Robotic energy independence will be important to ensure independence for soldiers. The laboratory is looking at more energy-efficient power options that are multifuel-capable—even able to scavenge energy from the environment—to support long-running robots. Some robotic platforms might be able to help other Army systems by offloading power during operations, Riddick suggests.

The ARL’s robotics research is not without challenges. Riddick allows that the laboratory must maintain its focus on the most important objectives for the future warfighter. Accordingly, it must understand “the ecosystem” of robotics research so it can draw upon the best talent and research outcomes to allocate resources effectively.

Many technical hurdles remain. One is platform integration, especially with intelligence applications. Riddick notes that AI currently depends on large datasets and access to information repositories, but battlefield operations will not have that luxury. Small datasets will be sparse, and their data may not always be dependable. Connectivity also could be lacking. “The challenges around intelligence in a complex military environment are extreme,” he states. “And those challenges are not ones that we can necessarily depend on commercial industry to address without a real push from the military side to get after those problems. And that push comes out of what we do in basic research.”

Private industry and academia are part of the robotic ecosystem that Riddick cites. Many individuals from these sectors have participated in laboratory collaborative technology alliances, which helps strengthen bonds among participants. An ARL initiative called Open Campus would allow members of industry and academia to enter the laboratory. This concept is being pursued at regional ARL sites nationwide.

While its intent is to approach robotics holistically, the ARL is working on individual enabling technologies rather than building a product. Part of this goal is to focus on use-inspired research, Riddick says. The target is research outcomes from the basic robotics research that would be useful for the soldier, he adds.

The Army’s battlefield strategy is for robots to increase situational awareness, lighten soldiers’ loads, and facilitate movement and maneuver, Riddick points out. In some cases, the robot may actually take the lead on the battlefield, serving as the tip of the spear in tactical operations, he suggests.

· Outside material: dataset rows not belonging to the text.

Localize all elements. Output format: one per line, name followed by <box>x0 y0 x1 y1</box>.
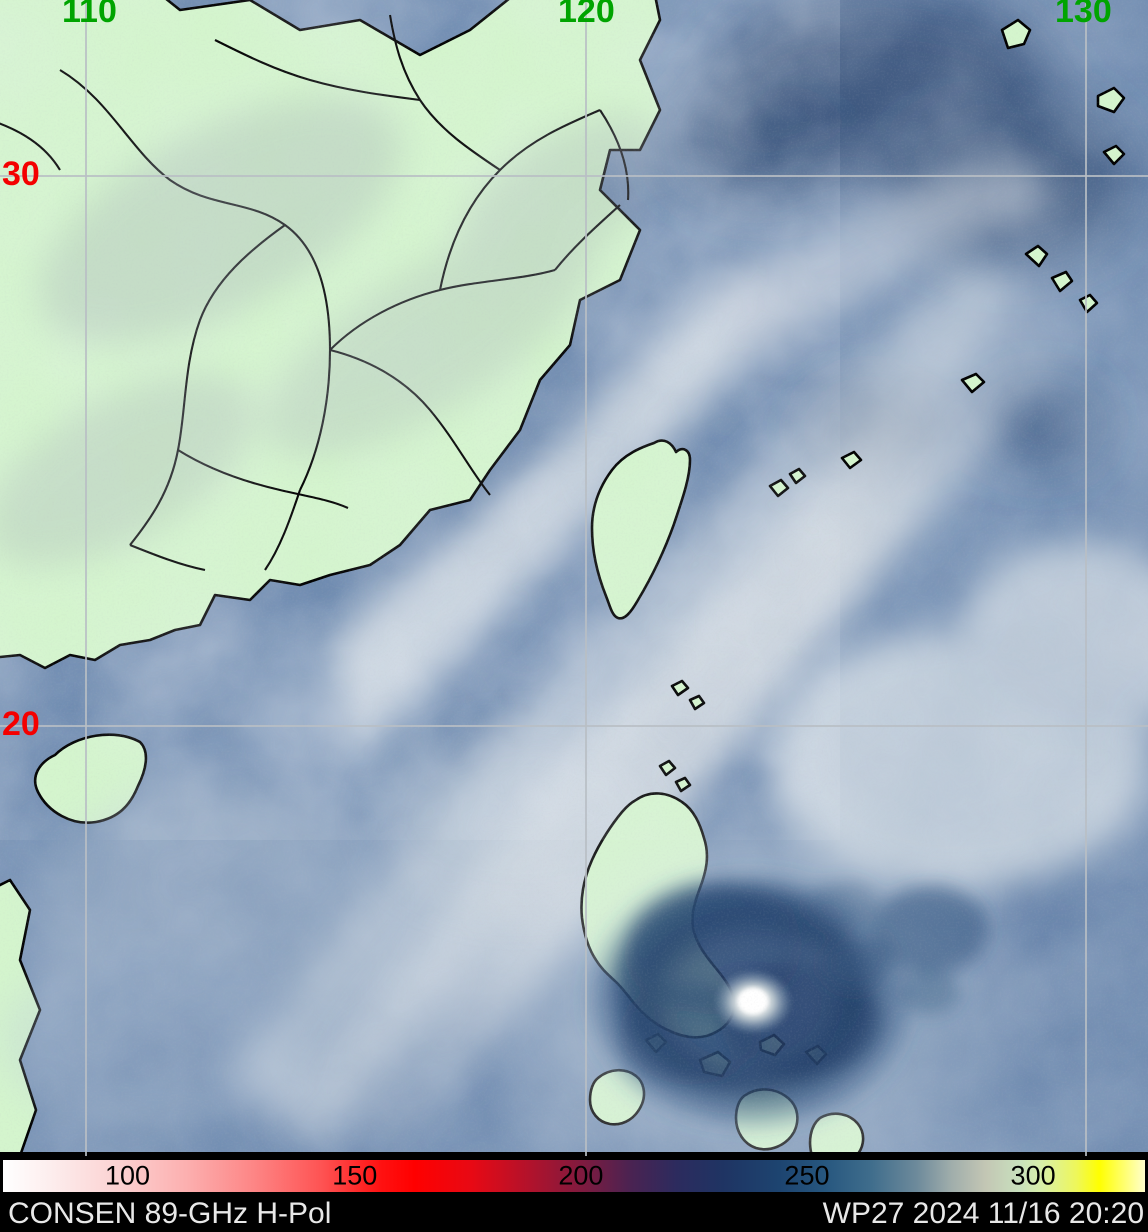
gridline-lat-20 <box>0 725 1148 727</box>
gridline-lon-110 <box>85 0 87 1156</box>
colorbar-tick-200: 200 <box>558 1160 604 1191</box>
product-title: CONSEN 89-GHz H-Pol <box>8 1197 332 1230</box>
gridline-lon-130 <box>1085 0 1087 1156</box>
storm-datetime-label: WP27 2024 11/16 20:20 <box>822 1197 1144 1230</box>
footer-bar: CONSEN 89-GHz H-Pol WP27 2024 11/16 20:2… <box>0 1196 1148 1232</box>
satellite-image-panel[interactable]: 110 120 130 30 20 <box>0 0 1148 1156</box>
colorbar-container: 100 150 200 250 300 <box>0 1156 1148 1196</box>
satellite-brightness-temperature-image <box>0 0 1148 1156</box>
colorbar-tick-300: 300 <box>1010 1160 1056 1191</box>
colorbar-tick-100: 100 <box>104 1160 150 1191</box>
gridline-lon-120 <box>585 0 587 1156</box>
colorbar-tick-250: 250 <box>784 1160 830 1191</box>
gridline-lat-30 <box>0 175 1148 177</box>
brightness-temperature-colorbar[interactable]: 100 150 200 250 300 <box>2 1159 1146 1193</box>
colorbar-tick-150: 150 <box>332 1160 378 1191</box>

It might perform the dull, dirty and dangerous tasks that otherwise would fall to the soldier teammate. This robot also would sense the human’s condition and needs and adjust its behavior based on them.

Other potential applications are more general but involve innovative uses. Long-range precision fires, air missile defense, and network command, control, communications and intelligence all might benefit from robotic advances, and their innovations could influence Army doctrine significantly. “The degree to which we can align the knowledge products that we produce within the corporate research laboratory of the Army to have options for our senior leaders … may very well shape what emerges from these programs as they mature,” Riddick says.

The Army modernization plan is expected to be completed by 2028. The ARL’s robotics research is geared toward generating results by then, but it also will provide the seed corn for greater advances beyond that period. For the 2035-2050 time frame, robots should be capable of meeting whatever threats are emerging, Riddick allows.

“When you think about the possibility of having a robotic teammate that can go in and take care of some of those dull, dirty and dangerous tasks and free the soldier to have more space cognitively and functionally to deal with higher-level tasks, it’s really for the warfighter to figure out what type of option does that present,” Riddick declares.

This is all the more relevant in multidomain operations, in which the soldier is the most highly developed sensor among people and machines, he continues. This soldier would be free to perform the necessary high-level decision making in that multidomain environment—which would be revolutionary. “The pace of decision making across domains would bring us into a way of fighting that is safer for the soldier, more lethal and ensures the soldier can go out, fight, win and come home safely,” Riddick says.